“As powerful as smart contracts could be, they aren’t quite ready to replace every trust system we have in place already. As described in the examples above, a complicated transaction utilizing smart contracts would likely require multiple smart contracts linked together to cover all of the potential ‘if’ situations that would crop up as part of the transaction.
There’s also the “Oracle Problem,” to consider, whereby smart contracts themselves cannot interact directly with the real world. If smart contracts are involved in transactions involving real-world actions, such as professional to client services, they need an entity (an “oracle”) to tell them that that event has taken place.
That’s a real security risk. If you rely on a single oracle for a smart contract, then you have effectively eliminated the decentralizing benefit of a smart contract entirely and created a single point of failure. A decentralized oracle network makes it hard to trust anyone within that network.

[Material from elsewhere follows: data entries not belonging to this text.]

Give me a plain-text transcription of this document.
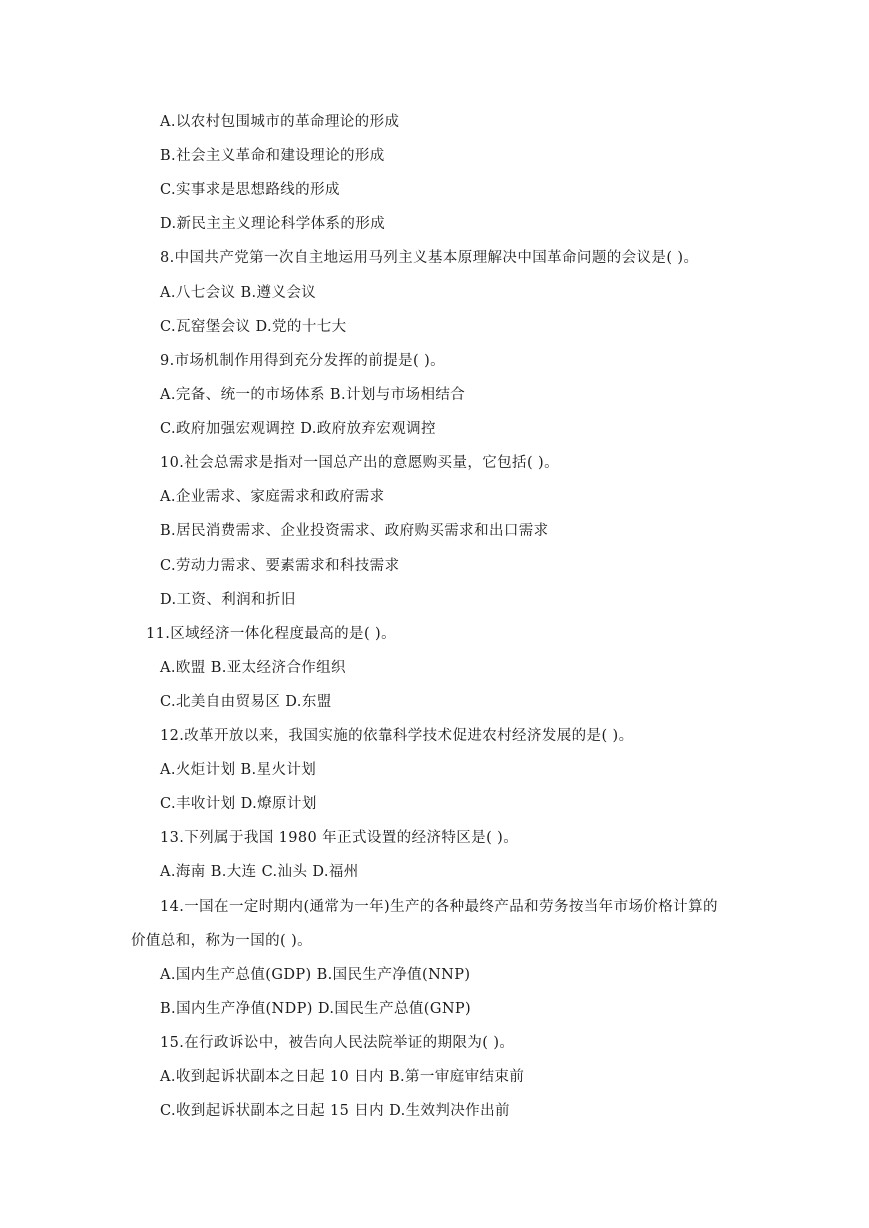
A.以农村包围城市的革命理论的形成

B.社会主义革命和建设理论的形成

C.实事求是思想路线的形成

D.新民主主义理论科学体系的形成

8.中国共产党第一次自主地运用马列主义基本原理解决中国革命问题的会议是( )。

A.八七会议 B.遵义会议

C.瓦窑堡会议 D.党的十七大

9.市场机制作用得到充分发挥的前提是( )。

A.完备、统一的市场体系 B.计划与市场相结合

C.政府加强宏观调控 D.政府放弃宏观调控

10.社会总需求是指对一国总产出的意愿购买量，它包括( )。

A.企业需求、家庭需求和政府需求

B.居民消费需求、企业投资需求、政府购买需求和出口需求

C.劳动力需求、要素需求和科技需求

D.工资、利润和折旧

11.区域经济一体化程度最高的是( )。

A.欧盟 B.亚太经济合作组织

C.北美自由贸易区 D.东盟

12.改革开放以来，我国实施的依靠科学技术促进农村经济发展的是( )。

A.火炬计划 B.星火计划

C.丰收计划 D.燎原计划

13.下列属于我国 1980 年正式设置的经济特区是( )。

A.海南 B.大连 C.汕头 D.福州

14.一国在一定时期内(通常为一年)生产的各种最终产品和劳务按当年市场价格计算的

价值总和，称为一国的( )。

A.国内生产总值(GDP) B.国民生产净值(NNP)

B.国内生产净值(NDP) D.国民生产总值(GNP)

15.在行政诉讼中，被告向人民法院举证的期限为( )。

A.收到起诉状副本之日起 10 日内 B.第一审庭审结束前

C.收到起诉状副本之日起 15 日内 D.生效判决作出前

Alongside the yet-to-be-fixed Oracle Problem, there also exists the security problem faced by smart contracts. Like any programmed code, smart contracts can have vulnerabilities, and that becomes even more likely as complexity increases. Following a recent research effort into Ethereum smart contracts, one company found tens of thousands of bugged contracts that could allow for the theft of tokens with ease. There is even debate as to whether such contract exploitation is illegal, since the flaws are built into the contracts themselves.”